Joseph Kaminetsky (1911 – March 17, 1999) was an American Orthodox rabbi who became the pioneering first director of Torah Umesorah – National Society for Hebrew Day Schools of North America, based in New York City. He was directly responsible for the establishment of literally hundreds of yeshiva day schools across the United States outside of the New York Metropolitan Area.
Kaminetsky was born in Brooklyn, New York in 1911. At first, he attended public school for a year, but his father wanted him to attend a yeshiva, and sold the family home in order to afford the tuition; they moved from East New York to Brownsville.
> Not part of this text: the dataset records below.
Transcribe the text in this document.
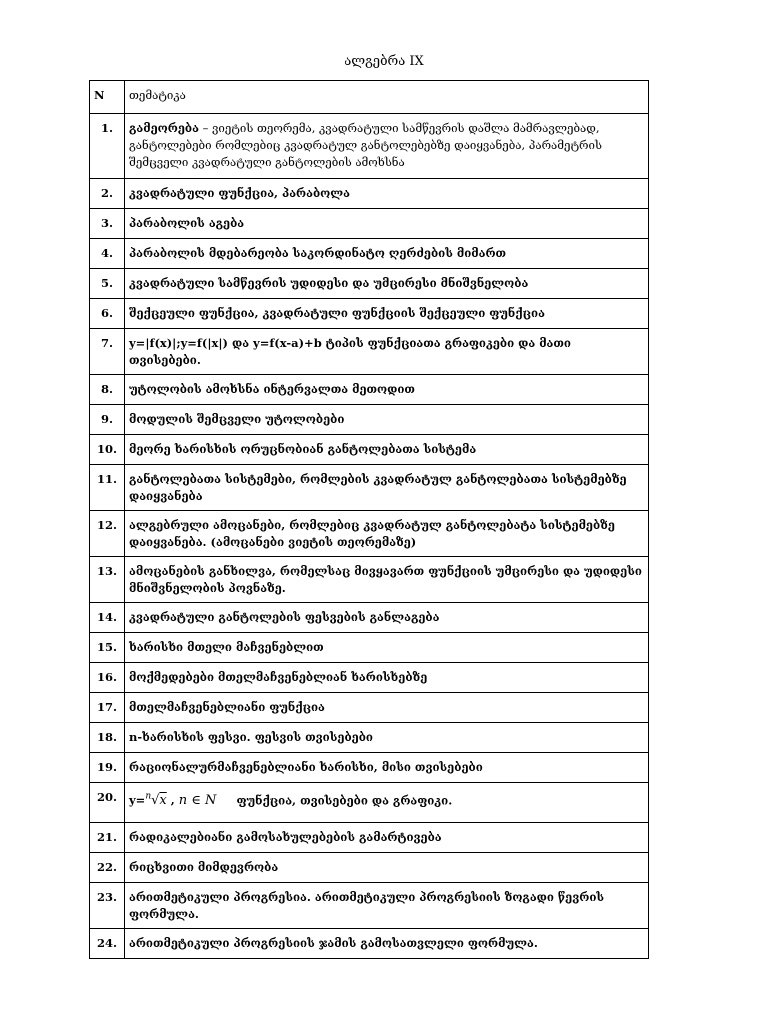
ალგებრა IX
N	თემატიკა
1.	გამეორება – ვიეტის თეორემა, კვადრატული სამწევრის დაშლა მამრავლებად, განტოლებები რომლებიც კვადრატულ განტოლებებზე დაიყვანება, პარამეტრის შემცველი კვადრატული განტოლების ამოხსნა
2.	კვადრატული ფუნქცია, პარაბოლა
3.	პარაბოლის აგება
4.	პარაბოლის მდებარეობა საკორდინატო ღერძების მიმართ
5.	კვადრატული სამწევრის უდიდესი და უმცირესი მნიშვნელობა
6.	შექცეული ფუნქცია, კვადრატული ფუნქციის შექცეული ფუნქცია
7.	y=|f(x)|;y=f(|x|) და y=f(x-a)+b ტიპის ფუნქციათა გრაფიკები და მათი თვისებები.
8.	უტოლობის ამოხსნა ინტერვალთა მეთოდით
9.	მოდულის შემცველი უტოლობები
10.	მეორე ხარისხის ორუცნობიან განტოლებათა სისტემა
11.	განტოლებათა სისტემები, რომლების კვადრატულ განტოლებათა სისტემებზე დაიყვანება
12.	ალგებრული ამოცანები, რომლებიც კვადრატულ განტოლებატა სისტემებზე დაიყვანება. (ამოცანები ვიეტის თეორემაზე)
13.	ამოცანების განხილვა, რომელსაც მივყავართ ფუნქციის უმცირესი და უდიდესი მნიშვნელობის პოვნაზე.
14.	კვადრატული განტოლების ფესვების განლაგება
15.	ხარისხი მთელი მაჩვენებლით
16.	მოქმედებები მთელმაჩვენებლიან ხარისხებზე
17.	მთელმაჩვენებლიანი ფუნქცია
18.	n-ხარისხის ფესვი. ფესვის თვისებები
19.	რაციონალურმაჩვენებლიანი ხარისხი, მისი თვისებები
20.	y=$^n$√x , n ∈ N ფუნქცია, თვისებები და გრაფიკი.
21.	რადიკალებიანი გამოსახულებების გამარტივება
22.	რიცხვითი მიმდევრობა
23.	არითმეტიკული პროგრესია. არითმეტიკული პროგრესიის ზოგადი წევრის ფორმულა.
24.	არითმეტიკული პროგრესიის ჯამის გამოსათვლელი ფორმულა.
Kaminetsky attended Yeshiva Rabbi Chaim Berlin for elementary school, and later Talmudical Academy High School on East Broadway on the Lower East Side of Manhattan.
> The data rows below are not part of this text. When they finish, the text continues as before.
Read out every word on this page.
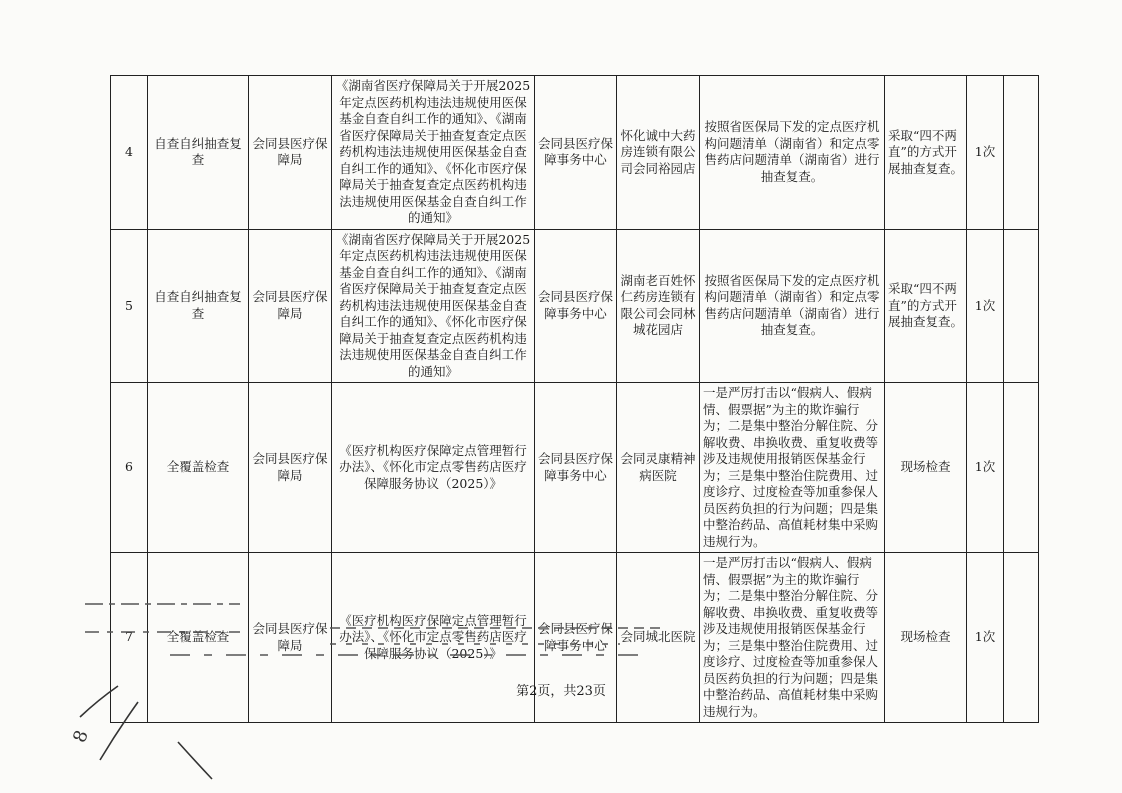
4	自查自纠抽查复查	会同县医疗保障局	《湖南省医疗保障局关于开展2025年定点医药机构违法违规使用医保基金自查自纠工作的通知》、《湖南省医疗保障局关于抽查复查定点医药机构违法违规使用医保基金自查自纠工作的通知》、《怀化市医疗保障局关于抽查复查定点医药机构违法违规使用医保基金自查自纠工作的通知》	会同县医疗保障事务中心	怀化诚中大药房连锁有限公司会同裕园店	按照省医保局下发的定点医疗机构问题清单（湖南省）和定点零售药店问题清单（湖南省）进行抽查复查。	采取“四不两直”的方式开展抽查复查。	1次	
5	自查自纠抽查复查	会同县医疗保障局	《湖南省医疗保障局关于开展2025年定点医药机构违法违规使用医保基金自查自纠工作的通知》、《湖南省医疗保障局关于抽查复查定点医药机构违法违规使用医保基金自查自纠工作的通知》、《怀化市医疗保障局关于抽查复查定点医药机构违法违规使用医保基金自查自纠工作的通知》	会同县医疗保障事务中心	湖南老百姓怀仁药房连锁有限公司会同林城花园店	按照省医保局下发的定点医疗机构问题清单（湖南省）和定点零售药店问题清单（湖南省）进行抽查复查。	采取“四不两直”的方式开展抽查复查。	1次	
6	全覆盖检查	会同县医疗保障局	《医疗机构医疗保障定点管理暂行办法》、《怀化市定点零售药店医疗保障服务协议（2025）》	会同县医疗保障事务中心	会同灵康精神病医院	一是严厉打击以“假病人、假病情、假票据”为主的欺诈骗行为；二是集中整治分解住院、分解收费、串换收费、重复收费等涉及违规使用报销医保基金行为；三是集中整治住院费用、过度诊疗、过度检查等加重参保人员医药负担的行为问题；四是集中整治药品、高值耗材集中采购违规行为。	现场检查	1次	
7	全覆盖检查	会同县医疗保障局	《医疗机构医疗保障定点管理暂行办法》、《怀化市定点零售药店医疗保障服务协议（2025）》	会同县医疗保障事务中心	会同城北医院	一是严厉打击以“假病人、假病情、假票据”为主的欺诈骗行为；二是集中整治分解住院、分解收费、串换收费、重复收费等涉及违规使用报销医保基金行为；三是集中整治住院费用、过度诊疗、过度检查等加重参保人员医药负担的行为问题；四是集中整治药品、高值耗材集中采购违规行为。	现场检查	1次	
第2页，共23页
8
Kaminetsky then became a member of the first class at Yeshiva University, graduating magna cum laude in 1932. He immediately sought to immerse himself in the area of Jewish education, becoming the principal of the afternoon school of Manhattan's prestigious Jewish Center synagogue and later its assistant rabbi under Rabbi Leo Jung, serving this post in the 1930s and 1940s. After receiving his doctorate in education from Columbia Teachers College, he became the executive director of Manhattan Day School. It was at this post that he was tapped to be a leader at Torah Umesorah. He served as educational director for two years before rising to director of the entire organization, replacing Rabbi Shraga Feivel Mendlowitz upon the latter's death in 1948.